When I was sixteen, God told me not to go to the Sixth Form dance. I assumed it was God.
What would Satan be doing, advising against dancing? And, as a Protestant, I only knew about those two opposites, not the legions of spirits that might have tormented me.
Yes, it was God. In a voice. In a visitation. Me. Palmerston North, 1971.
—Don’t go to the school dance—it said (The Voice).
I’m sure it even used that familiar, conversational contraction, ‘Don’t’. No King James archaisms, no formality; no vague, oracular, non-specific fortune-cookie statement. This was the voice of the folk-mass God, a post-sixties people’s Jehovah; the Daddy of Jesus Christ Superstar.
And the sound of the voice!
You must understand me, this was a decade at least before Walkman – and yet the sound was at once inside and outside of my head.
Perhaps a little to the left in stereophonic balance.
Male. English-speaking. Thirty-fortyish. Probably Caucasian.
God spoke to me only once.
I leapt, spluttered, ‘Yes, Lord!’, and scrambled immediately into bed.
I had been on my knees, praying for guidance. I had been begging for a sign, for direction, for a way to prove my devotion. When it came, it was so direct, so specific that I jumped up, all a-jitter with proud humility. Then lay snivelling in sycophantic self-consciousness.
After the adrenalin rush had subsided and my body had relaxed into a more normal level of hypertension, insomnia set in. I lay all night in my little blue bedroom, in my little green bed. All night I asked myself the same question:
What would I tell the girls at school?
Clearly, I couldn’t tell them what had really happened; hearing voices was not a popular pastime among my peers.

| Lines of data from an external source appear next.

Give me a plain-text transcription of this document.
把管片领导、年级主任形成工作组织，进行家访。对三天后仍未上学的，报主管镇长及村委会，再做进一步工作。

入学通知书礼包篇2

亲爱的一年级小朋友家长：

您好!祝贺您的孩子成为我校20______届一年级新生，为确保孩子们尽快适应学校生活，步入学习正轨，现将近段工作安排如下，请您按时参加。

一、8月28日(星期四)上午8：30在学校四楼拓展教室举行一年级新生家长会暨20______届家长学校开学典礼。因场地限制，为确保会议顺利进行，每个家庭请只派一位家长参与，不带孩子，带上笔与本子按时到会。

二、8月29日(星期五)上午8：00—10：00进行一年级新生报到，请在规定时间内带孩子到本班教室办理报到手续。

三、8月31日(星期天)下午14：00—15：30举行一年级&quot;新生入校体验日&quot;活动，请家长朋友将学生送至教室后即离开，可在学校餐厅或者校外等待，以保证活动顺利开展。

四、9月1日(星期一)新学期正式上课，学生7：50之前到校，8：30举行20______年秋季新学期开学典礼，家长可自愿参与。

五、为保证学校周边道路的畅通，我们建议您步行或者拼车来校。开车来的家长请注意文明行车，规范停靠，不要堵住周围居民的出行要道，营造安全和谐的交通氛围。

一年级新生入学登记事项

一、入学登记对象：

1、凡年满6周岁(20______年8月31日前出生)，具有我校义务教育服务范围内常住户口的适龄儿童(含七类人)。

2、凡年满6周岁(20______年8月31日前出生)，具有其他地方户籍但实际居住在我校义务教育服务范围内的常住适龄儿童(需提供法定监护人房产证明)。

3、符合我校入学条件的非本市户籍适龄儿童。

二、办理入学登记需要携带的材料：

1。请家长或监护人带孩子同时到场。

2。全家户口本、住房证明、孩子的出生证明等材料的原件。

I decided not to tell my parents about The Voice, either.
‘Telling people’ had not won Joan of Arc a long and happy life. A casual, ‘Oh, the dance … I’ve decided not to go’, would be sufficient for them. They would be grateful. I was already too worldly for their standards. My conscience stand against the Vietnam war had already upset them. When I marched down Broadway, with tears in my eyes and a banner in my hand, they had been terribly upset.
‘Render unto Caesar, dear’, my mother had kept repeating to me. This was supposed to make plain her abhorrence of my resistance to the status quo. But she never stopped me.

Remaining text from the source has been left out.